# [SOLVED]Internet wolno chodzi :/

## kadu

Wczoraj zauwazylem w trakcie instalki OO, ze mi net baaardzo wolno chodzi. Myslalem ze po ukonczeniu instalacji znowu bedzie dzialal szybko, ale niestety tak sie nie stalo  :Evil or Very Mad:  . Jakies pomysly?? Jezeli za malo informacji to powiedzcie jakie pliki konfiguracyjne mam przeslac.  :Very Happy: 

----------

## Bako

 *kadu wrote:*   

> Wczoraj zauwazylem w trakcie instalki OO, ze mi net baaardzo wolno chodzi. Myslalem ze po ukonczeniu instalacji znowu bedzie dzialal szybko, ale niestety tak sie nie stalo  . Jakies pomysly?? Jezeli za malo informacji to powiedzcie jakie pliki konfiguracyjne mam przeslac. 

 

 :Mr.
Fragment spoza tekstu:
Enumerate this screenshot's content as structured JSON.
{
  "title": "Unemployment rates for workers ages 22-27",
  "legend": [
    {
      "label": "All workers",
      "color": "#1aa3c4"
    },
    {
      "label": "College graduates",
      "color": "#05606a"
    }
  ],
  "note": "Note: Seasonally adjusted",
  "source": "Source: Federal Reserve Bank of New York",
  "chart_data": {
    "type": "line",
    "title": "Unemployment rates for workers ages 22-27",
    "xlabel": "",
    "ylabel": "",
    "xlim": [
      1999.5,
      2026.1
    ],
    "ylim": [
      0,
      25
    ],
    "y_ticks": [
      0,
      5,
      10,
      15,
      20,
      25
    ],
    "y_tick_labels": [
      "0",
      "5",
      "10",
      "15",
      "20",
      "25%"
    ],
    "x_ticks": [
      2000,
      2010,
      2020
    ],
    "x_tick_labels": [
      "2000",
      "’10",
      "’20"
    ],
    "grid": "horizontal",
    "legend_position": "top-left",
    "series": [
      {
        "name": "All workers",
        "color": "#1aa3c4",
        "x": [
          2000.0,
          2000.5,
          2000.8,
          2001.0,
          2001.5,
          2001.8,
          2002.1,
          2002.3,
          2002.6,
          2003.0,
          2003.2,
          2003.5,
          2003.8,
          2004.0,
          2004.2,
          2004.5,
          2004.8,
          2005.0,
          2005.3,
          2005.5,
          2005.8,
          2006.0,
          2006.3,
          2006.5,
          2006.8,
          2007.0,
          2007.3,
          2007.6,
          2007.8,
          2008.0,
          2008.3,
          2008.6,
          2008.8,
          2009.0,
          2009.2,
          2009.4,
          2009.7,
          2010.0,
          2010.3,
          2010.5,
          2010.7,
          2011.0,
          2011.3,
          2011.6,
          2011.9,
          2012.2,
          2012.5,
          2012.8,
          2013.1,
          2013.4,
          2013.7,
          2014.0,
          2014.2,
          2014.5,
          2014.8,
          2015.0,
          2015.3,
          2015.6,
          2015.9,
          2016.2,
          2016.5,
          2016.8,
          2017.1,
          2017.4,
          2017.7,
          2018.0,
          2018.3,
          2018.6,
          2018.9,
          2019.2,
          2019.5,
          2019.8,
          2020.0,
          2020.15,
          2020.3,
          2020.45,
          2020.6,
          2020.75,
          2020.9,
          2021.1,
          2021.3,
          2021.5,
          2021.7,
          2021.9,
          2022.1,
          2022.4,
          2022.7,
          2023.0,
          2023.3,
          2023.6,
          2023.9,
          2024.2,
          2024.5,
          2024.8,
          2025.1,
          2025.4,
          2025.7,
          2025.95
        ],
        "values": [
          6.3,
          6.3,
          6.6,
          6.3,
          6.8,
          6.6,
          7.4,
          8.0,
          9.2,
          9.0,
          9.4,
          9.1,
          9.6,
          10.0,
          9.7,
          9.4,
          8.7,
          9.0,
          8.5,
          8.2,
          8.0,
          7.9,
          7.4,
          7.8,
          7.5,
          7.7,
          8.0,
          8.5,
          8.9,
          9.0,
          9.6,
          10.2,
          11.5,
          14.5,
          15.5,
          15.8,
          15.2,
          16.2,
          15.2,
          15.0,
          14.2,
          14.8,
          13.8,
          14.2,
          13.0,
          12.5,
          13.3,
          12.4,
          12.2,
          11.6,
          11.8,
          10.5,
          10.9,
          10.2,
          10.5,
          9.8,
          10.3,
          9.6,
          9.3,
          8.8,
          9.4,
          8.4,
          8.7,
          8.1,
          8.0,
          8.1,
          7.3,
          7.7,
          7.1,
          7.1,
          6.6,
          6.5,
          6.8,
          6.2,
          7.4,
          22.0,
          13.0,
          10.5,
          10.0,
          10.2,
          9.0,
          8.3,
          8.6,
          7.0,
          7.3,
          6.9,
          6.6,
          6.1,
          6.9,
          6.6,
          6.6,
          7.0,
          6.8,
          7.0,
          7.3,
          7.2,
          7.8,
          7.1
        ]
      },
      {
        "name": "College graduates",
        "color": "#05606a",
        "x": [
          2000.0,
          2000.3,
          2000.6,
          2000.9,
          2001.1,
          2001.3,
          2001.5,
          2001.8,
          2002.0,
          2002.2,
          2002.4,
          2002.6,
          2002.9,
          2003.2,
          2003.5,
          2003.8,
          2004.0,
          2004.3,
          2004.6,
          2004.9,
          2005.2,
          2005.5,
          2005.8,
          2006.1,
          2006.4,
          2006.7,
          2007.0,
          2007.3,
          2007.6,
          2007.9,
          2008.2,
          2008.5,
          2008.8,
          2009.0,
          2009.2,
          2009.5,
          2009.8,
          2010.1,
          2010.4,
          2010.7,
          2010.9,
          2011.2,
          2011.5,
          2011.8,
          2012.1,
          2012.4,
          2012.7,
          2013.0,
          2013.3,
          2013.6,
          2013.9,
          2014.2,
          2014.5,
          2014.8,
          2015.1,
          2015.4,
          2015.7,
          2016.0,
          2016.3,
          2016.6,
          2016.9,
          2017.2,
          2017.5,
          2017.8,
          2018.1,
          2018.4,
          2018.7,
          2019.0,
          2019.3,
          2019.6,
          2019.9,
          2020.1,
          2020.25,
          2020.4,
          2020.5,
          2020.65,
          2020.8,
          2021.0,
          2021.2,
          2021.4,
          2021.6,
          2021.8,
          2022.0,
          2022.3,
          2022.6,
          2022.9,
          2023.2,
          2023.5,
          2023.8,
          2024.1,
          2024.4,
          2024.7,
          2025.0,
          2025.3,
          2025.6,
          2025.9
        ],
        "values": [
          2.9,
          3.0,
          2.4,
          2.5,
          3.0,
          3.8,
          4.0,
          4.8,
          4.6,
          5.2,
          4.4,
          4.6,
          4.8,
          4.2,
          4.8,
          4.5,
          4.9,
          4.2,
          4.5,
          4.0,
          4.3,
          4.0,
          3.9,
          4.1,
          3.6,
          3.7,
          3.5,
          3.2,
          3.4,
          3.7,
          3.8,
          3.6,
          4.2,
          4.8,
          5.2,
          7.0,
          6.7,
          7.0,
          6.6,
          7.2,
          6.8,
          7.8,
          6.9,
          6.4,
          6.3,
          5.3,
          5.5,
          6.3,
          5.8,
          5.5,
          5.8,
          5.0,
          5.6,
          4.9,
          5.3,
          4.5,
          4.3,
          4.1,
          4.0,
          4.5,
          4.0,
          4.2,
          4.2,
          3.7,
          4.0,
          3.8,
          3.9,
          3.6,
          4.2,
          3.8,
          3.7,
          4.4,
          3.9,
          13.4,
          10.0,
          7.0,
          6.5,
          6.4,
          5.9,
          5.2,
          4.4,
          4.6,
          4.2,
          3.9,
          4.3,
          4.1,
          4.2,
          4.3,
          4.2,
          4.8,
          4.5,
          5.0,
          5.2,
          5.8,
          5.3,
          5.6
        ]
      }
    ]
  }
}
Green: 

rozbrajasz mnie ...

to chyba pytanie do admina sieci  :Smile: , moze za szybko tego OO ciagles i Ci przycial transwer  :Wink: 

----------

## kadu

Mam dwa kompy i na jednym net dobrze chodzi, a na drugim do du**

----------

## cin0l

 *Quote:*   

> Mam dwa kompy i na jednym net dobrze chodzi, a na drugim do du**

 

jeśli w tej samej sieci to pusc pinga do bramki (i do wp.pl, porównaj) i zobacz czy nie tracisz pakietow, byc moze cos z kablem nie tak..

----------

## univac^

Tak czy siak to nie ma nic wspolnego z Gentoo :/

----------

## Belliash

Cos w tym jest.

Gram w AA jest OK, po 2h grania, zaczyna lagowac. Reset kompa i znowu nie laguje. Jakby sie cos zapychalo.

Tak jest u mnie.

Ale jak wlacze wgeta to twardo ciagnie 130KB/s, a niekiedy nawet 500KB/s mimo, ze mam 1024 1:2  :Razz: 

----------

## Piecia

@rafkup masz rację coś w tym jest, u mnie w siecie osiedlowej jestem nielicznym który ma gentoo. I co jakiś czas przestaje mi działać net, dhcp klient nie pobiera adresów. Tyle że u mnie problem może leżeć nie tylko w systemie ale także w modemie kablowym Motorolli. Ostatnio dość często musiałem ponownie uruchamiać komputer. Zawsze pozostaje jeszcze admin który nie chce mówić co on tam takiego robi  :Smile:  Ale z tego co wiem to raczej tylko ja mam takie dziwne X-przypadki.

----------

## Belliash

Noo ja mam neta radiowego przez sieciowke a za oknem antena, na ogol pingi na wp mam w granicach 50-80, 0% pakietow zgubionych, wget ssa 130KB/s a w AA laguje. Dopiero po resecie wszystko OK.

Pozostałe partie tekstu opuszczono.